Question

A copper ring is moved towards the north pole of a bar magnet. Then
A. The ring will not be affected.
B. The ring will tend to get warm.
C. An alternating current will flow in the ring.
D. The ring will be positively charged.

Answer 1

Recall Faraday’s law and Lenz’s law. Faraday's law states that the current gets induced in the loop when there is change in the magnetic flux. Recall Joule’s law of heating to answer this question.

Complete answer:
To answer this question, let’s revise Faraday’s law and Lenz’s law. According to the first law of electromagnetic induction given by Faraday, when the magnetic flux changes in the closed loop, an induced emf is produced in the loop. According to Lenz’s law, the direction of the induced current in the loop due to induced emf is such that the magnetic field produced by the induced current opposes the magnetic flux that causes the induced current in the loop.

When we move the copper ring towards the north pole of the bar magnet, the current gets induced in the copper ring in the anticlockwise direction. The induced current in the loop produces a magnetic dipole and the orientation of the magnetic dipole is such that it opposes the movement of the copper ring. Thus, we see that there is the induced current flow through the copper ring.

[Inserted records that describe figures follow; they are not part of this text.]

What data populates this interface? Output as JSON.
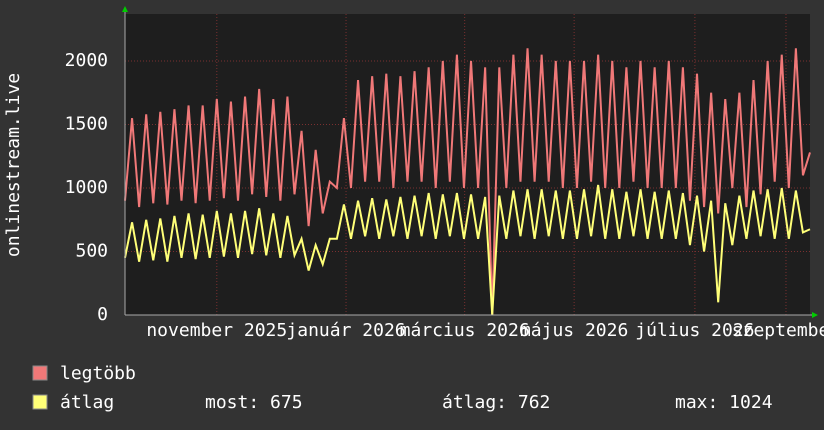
{
  "chart_data": {
    "type": "line",
    "y_label": "onlinestream.live",
    "ylim": [
      0,
      2370
    ],
    "yticks": [
      0,
      500,
      1000,
      1500,
      2000
    ],
    "xlim": [
      0,
      97
    ],
    "xticks": [
      {
        "value": 13,
        "label": "november 2025"
      },
      {
        "value": 31.3,
        "label": "január 2026"
      },
      {
        "value": 48.1,
        "label": "március 2026"
      },
      {
        "value": 63.6,
        "label": "május 2026"
      },
      {
        "value": 80.7,
        "label": "július 2026"
      },
      {
        "value": 93.6,
        "label": "szeptember"
      }
    ],
    "grid": true,
    "series": [
      {
        "name": "legtöbb",
        "color": "#f07878",
        "values": [
          900,
          1550,
          850,
          1580,
          880,
          1600,
          870,
          1620,
          900,
          1650,
          880,
          1650,
          900,
          1700,
          920,
          1680,
          900,
          1720,
          950,
          1780,
          930,
          1700,
          900,
          1720,
          950,
          1450,
          700,
          1300,
          800,
          1050,
          1000,
          1550,
          1000,
          1850,
          1050,
          1880,
          1050,
          1900,
          1000,
          1880,
          1050,
          1920,
          1050,
          1950,
          1000,
          2000,
          1050,
          2050,
          1000,
          2000,
          1000,
          1950,
          0,
          1950,
          1000,
          2050,
          1050,
          2100,
          1050,
          2050,
          1050,
          2000,
          1000,
          2000,
          1000,
          2000,
          1050,
          2050,
          1000,
          2000,
          1000,
          1950,
          1050,
          2000,
          1000,
          1950,
          1000,
          2000,
          1000,
          1950,
          900,
          1900,
          850,
          1750,
          800,
          1700,
          1000,
          1750,
          850,
          1850,
          950,
          2000,
          1050,
          2050,
          1000,
          2100,
          1100,
          1280
        ]
      },
      {
        "name": "átlag",
        "color": "#ffff78",
        "values": [
          450,
          730,
          420,
          750,
          430,
          760,
          420,
          780,
          450,
          800,
          440,
          790,
          450,
          820,
          460,
          800,
          450,
          820,
          480,
          840,
          470,
          800,
          450,
          780,
          470,
          600,
          350,
          550,
          400,
          600,
          600,
          870,
          600,
          900,
          620,
          920,
          600,
          910,
          620,
          930,
          600,
          940,
          620,
          960,
          600,
          950,
          620,
          960,
          600,
          950,
          600,
          930,
          0,
          940,
          600,
          980,
          620,
          990,
          600,
          990,
          620,
          980,
          600,
          980,
          600,
          990,
          620,
          1024,
          600,
          990,
          600,
          970,
          620,
          990,
          600,
          970,
          600,
          980,
          600,
          960,
          550,
          940,
          500,
          900,
          100,
          880,
          550,
          940,
          600,
          980,
          620,
          990,
          600,
          1000,
          600,
          980,
          650,
          675
        ]
      }
    ],
    "stats": [
      "most: 675",
      "átlag: 762",
      "max: 1024"
    ]
  }
}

We know Joule’s law of heating. According to Joule’s law of heating, whenever there is flow of current through the conductor, the heat gets generated in the conductor. The copper is the conductor and it has some resistance. According to Joule’s law,
$H = {I^2}Rt$, where, I is the current, R is the resistance and t is the time.

Therefore, from the above equation, the heat gets generated in the copper ring and thus the copper ring will get warm. So, the correct answer is option B.

We have seen that the ring tends to get warm when it is moved towards the north pole of the bar magnet. Therefore, the option A is incorrect.

The induced current in the copper ring is not alternating current. The alternating current changes the direction but the induced current in the ring will not change the direction unless it is moved backward. Therefore, the option C is incorrect.

The ring does not get extra positive charges to get positively charged. Therefore, the option D is incorrect.

Hence, option B is the correct answer.

Note: The ring tends to get warm when it moves towards both the South Pole and North Pole. The direction of the induced current will also be the same in both the situations. To answer this question, both Faraday’s law and Lenz are equally important. Therefore, the students should remember both the laws.